Bingu’s legacy and the political future of Malawi

By Steve Sharra

Malawian President Bingu wa Mutharika who won many plaudits when he came to power but died a hated figure by his countrymen.

The late President Mutharika was hailed at home and abroad. But after the 2009 landslide re-election victory, his quest to engineer the election of his brother to succeed him in 2014 and increased autocracy astounded many.

Questions about dead presidents’ legacies are best left to historians writing a generation removed. But for the late Malawian President Prof. Bingu wa Mutharika, we can be sure of a few things that will be part of his national and international memory. On the bright side, he gained worldwide fame with the farm input subsidy that ended Malawi’s chronic food crises. The first decade of the 21st century started on a curious note for Malawi: two famines in three years, 2002 and 2005. The second famine came less than a year after Bingu’s election in 2004. It gave him enough resolve to adapt a concept from the opposition, garner donors’ support for it, and make a name for himself and for Malawi.

In 2007, Mutharika appeared in the New York Times, Financial Times, and the Los Angeles Times, in what pundits called the Malawi Revolution. From a paltry 1.2 million metric tons of harvested maize in 2005, Mutharika’s subsidy programme increased the yield to 2.7 million metric tons in 2006, and to 3.4 million in 2007. When he became Chairperson of the African Union in 2010, he introduced the Food Basket, an idea he hoped would be proliferated across the continent. Subsistence farmers who had never harvested enough to last them till the next season sang praises for Mutharika.
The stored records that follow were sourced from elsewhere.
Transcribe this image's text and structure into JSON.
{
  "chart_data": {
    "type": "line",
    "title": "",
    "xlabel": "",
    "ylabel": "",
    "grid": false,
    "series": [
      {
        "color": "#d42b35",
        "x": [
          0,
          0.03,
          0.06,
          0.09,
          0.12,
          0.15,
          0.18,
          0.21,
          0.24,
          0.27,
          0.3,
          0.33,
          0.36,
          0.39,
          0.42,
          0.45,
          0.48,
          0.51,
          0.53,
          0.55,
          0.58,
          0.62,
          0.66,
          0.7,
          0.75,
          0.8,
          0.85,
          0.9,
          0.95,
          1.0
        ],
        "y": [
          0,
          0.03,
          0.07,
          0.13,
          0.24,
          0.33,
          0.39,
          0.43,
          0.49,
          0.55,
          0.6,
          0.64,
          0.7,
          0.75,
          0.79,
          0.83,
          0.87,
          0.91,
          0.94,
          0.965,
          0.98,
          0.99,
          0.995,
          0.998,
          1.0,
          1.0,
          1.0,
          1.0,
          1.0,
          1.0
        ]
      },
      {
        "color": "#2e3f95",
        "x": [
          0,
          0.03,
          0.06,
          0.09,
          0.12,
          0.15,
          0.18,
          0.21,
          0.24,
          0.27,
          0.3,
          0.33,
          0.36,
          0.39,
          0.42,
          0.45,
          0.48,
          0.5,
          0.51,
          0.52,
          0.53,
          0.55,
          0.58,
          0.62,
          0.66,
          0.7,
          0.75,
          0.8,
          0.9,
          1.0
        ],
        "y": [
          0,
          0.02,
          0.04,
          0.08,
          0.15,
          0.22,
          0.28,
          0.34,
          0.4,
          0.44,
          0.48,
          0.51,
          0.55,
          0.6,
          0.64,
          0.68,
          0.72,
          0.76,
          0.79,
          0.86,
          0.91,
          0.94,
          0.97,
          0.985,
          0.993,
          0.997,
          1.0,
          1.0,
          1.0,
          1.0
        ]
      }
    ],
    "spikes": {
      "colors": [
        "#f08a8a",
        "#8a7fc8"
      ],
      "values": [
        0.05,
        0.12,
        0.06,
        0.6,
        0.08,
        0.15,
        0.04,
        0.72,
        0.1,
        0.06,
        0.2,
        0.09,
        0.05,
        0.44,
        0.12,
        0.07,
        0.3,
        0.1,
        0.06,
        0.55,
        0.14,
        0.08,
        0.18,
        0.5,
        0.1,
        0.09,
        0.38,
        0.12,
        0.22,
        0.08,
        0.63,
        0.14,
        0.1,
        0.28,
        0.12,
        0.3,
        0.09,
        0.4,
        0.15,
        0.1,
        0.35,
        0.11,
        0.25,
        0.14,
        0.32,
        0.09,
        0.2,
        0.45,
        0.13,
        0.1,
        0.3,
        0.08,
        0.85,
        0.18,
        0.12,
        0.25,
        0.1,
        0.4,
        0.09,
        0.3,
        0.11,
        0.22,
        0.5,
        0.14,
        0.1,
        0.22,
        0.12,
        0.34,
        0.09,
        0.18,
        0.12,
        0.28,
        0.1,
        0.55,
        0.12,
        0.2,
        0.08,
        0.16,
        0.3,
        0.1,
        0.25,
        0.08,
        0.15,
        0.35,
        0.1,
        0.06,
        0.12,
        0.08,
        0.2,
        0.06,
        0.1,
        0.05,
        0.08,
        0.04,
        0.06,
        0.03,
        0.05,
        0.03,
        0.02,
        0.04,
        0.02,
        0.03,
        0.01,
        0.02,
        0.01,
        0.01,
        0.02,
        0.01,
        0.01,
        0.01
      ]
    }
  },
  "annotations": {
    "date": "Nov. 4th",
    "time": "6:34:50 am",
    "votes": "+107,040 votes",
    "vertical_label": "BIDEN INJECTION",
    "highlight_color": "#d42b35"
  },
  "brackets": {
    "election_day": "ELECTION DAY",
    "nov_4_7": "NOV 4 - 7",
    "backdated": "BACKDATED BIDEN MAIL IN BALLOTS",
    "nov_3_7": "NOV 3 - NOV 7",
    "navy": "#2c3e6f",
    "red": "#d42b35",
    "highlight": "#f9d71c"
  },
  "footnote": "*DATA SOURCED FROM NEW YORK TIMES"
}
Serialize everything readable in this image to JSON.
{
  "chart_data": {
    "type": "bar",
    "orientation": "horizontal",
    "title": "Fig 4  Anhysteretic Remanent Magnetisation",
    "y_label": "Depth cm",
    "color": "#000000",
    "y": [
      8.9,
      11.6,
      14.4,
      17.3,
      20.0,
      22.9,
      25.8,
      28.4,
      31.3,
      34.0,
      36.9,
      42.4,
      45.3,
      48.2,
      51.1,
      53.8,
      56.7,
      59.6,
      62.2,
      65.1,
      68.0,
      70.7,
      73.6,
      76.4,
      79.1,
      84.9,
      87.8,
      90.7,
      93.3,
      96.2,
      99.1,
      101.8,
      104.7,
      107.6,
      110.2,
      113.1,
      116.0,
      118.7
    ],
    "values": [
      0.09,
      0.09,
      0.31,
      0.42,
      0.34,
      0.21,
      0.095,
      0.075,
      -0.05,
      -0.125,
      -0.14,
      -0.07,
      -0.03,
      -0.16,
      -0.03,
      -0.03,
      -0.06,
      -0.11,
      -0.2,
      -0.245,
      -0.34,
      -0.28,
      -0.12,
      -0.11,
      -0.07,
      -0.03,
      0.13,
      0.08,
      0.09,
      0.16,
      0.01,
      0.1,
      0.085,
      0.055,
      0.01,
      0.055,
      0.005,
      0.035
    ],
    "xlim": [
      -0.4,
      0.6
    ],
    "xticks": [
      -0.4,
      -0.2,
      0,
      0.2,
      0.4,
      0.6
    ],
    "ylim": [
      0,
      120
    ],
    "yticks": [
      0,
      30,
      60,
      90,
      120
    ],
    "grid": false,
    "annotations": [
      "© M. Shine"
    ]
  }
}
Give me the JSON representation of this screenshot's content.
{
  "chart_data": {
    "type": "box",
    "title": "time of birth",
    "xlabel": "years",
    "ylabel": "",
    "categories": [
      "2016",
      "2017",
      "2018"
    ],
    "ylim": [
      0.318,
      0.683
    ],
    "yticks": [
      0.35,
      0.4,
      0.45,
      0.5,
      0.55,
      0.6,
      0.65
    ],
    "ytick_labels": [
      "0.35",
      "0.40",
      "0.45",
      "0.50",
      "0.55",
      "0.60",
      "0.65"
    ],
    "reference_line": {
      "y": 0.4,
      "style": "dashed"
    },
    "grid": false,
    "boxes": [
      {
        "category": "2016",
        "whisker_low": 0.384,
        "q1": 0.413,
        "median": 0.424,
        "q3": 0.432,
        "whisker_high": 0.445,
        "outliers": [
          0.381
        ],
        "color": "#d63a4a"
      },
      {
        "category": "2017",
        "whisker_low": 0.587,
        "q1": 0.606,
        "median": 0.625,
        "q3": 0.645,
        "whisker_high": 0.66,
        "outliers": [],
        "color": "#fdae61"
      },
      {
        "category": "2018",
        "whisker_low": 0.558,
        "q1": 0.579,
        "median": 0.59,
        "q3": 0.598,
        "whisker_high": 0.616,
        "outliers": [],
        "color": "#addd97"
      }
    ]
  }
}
They are many who mourned his passing. AIDS patients in Malawi who were destined for an early death now live relatively longer and healthier lives, thanks to anti-retroviral drugs that became available during his tenure of office. Bingu put the food surplus as his number one achievement, and included the anti-retroviral drugs on the list of things he had achieved. He built new roads where previous presidents had failed. He courted the Chinese, whose infrastructure projects have changed the skyline of the capital city Lilongwe. Mutharika’s entry on Wikipedia lists eight international awards he received between 2008 and 2010.

In 2011 an award he had been poised to receive was withdrawn after protests from critics who argued that he had veered from his path and was now becoming an oppressor of his own people. Events of the last two years of his presidency and his life will loom large in his legacy. Commentators point to a 2009 landslide re-election victory, and the quest to engineer the election of his brother to succeed him in 2014, as the beginning of an astounding about-turn.